By Eric Lathrop on

I wrote Living in Syndication to scrape websites and generate missing RSS feeds. I was having trouble with a certain site rate-limiting my scraping to something ridiculous like 5 requests per day! It's not like I'm hammering the site or doing anything unethical.

In order to workaround the rate limiting, I needed to "borrow" other IP addresses for a short time. I realized that AWS Lambda has a large pool of IP addresses I could use temporarily for little to no cost. I originally tried to build a HTTP proxy inside a Lambda function, but I ran into a problem because HTTPS requests through a proxy use the HTTP CONNECT method, which requires a TCP connection, which you can't get because of the way API Gateway works.

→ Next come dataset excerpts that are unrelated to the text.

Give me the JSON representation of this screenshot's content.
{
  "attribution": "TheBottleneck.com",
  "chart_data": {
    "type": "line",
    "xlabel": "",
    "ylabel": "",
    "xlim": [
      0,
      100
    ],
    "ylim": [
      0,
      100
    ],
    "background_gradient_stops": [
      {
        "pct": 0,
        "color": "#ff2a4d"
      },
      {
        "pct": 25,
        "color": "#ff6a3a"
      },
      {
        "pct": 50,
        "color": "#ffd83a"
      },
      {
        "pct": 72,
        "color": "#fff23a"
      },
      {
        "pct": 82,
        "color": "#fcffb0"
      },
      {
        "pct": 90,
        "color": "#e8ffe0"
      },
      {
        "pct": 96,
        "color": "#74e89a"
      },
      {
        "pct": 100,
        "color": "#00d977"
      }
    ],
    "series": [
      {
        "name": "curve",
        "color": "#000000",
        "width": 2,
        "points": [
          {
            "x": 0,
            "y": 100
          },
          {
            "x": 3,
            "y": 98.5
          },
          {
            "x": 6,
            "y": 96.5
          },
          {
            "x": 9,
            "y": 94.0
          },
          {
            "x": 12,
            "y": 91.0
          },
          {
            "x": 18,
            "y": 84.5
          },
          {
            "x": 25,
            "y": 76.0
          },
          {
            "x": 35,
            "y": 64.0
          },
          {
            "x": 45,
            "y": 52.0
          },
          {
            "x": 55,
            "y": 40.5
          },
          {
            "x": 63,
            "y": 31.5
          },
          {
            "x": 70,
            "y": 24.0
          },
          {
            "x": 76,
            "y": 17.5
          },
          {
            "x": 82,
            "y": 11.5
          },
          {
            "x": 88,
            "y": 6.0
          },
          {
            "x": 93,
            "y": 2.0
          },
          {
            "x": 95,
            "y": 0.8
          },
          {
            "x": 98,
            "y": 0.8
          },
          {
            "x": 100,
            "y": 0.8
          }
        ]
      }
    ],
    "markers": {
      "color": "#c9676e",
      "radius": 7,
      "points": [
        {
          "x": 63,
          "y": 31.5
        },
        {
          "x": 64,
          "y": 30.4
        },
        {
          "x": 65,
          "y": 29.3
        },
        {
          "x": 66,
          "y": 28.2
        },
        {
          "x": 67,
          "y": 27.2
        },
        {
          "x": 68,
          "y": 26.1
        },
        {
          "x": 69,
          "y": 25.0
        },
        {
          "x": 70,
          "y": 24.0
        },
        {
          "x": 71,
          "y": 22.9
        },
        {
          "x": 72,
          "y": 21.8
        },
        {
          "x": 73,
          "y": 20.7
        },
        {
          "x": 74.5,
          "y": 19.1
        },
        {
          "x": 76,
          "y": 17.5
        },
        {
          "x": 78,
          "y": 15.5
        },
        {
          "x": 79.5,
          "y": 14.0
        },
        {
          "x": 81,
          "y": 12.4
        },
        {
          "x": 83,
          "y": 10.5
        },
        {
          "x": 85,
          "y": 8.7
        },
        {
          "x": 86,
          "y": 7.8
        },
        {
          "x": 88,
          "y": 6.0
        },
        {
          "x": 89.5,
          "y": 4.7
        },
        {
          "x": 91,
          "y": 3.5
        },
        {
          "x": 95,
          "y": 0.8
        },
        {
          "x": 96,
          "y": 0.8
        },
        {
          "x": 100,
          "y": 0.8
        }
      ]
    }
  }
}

My second attempt was to split the proxy into two pieces, a "frontend" running on my server, and a "backend" running on AWS Lambda. It works like this:

  1. Some software connects to the frontend, and issues a HTTP CONNECT command.
  2. The frontend fires a HTTP request to the API Gateway / Lambda function to trigger it to start.
  3. The backend opens a WebSocket connection back to the frontend.
  4. The backend opens a TCP connection to the final destination, and pipes it to the WebSocket connection from the previous step.
  5. The frontend receives the WebSocket connection from the backend, and pipes it to the HTTP socket that got the CONNECT request.
  6. The original software can now send arbitrary bytes to the destination through the two proxies, appearing to come from the AWS Lambda IP address.

I built this in node, and got it all working locally, and tested with curl. When I deployed it, I ran into a bug when the frontend is running behind Traefik, where Traefik routes the request to an incorrect container. Hopefully it will be fixed soon, and I can get back to reading my RSS feeds.

Once I'm sure it fully works when deployed, I'll make the repository public.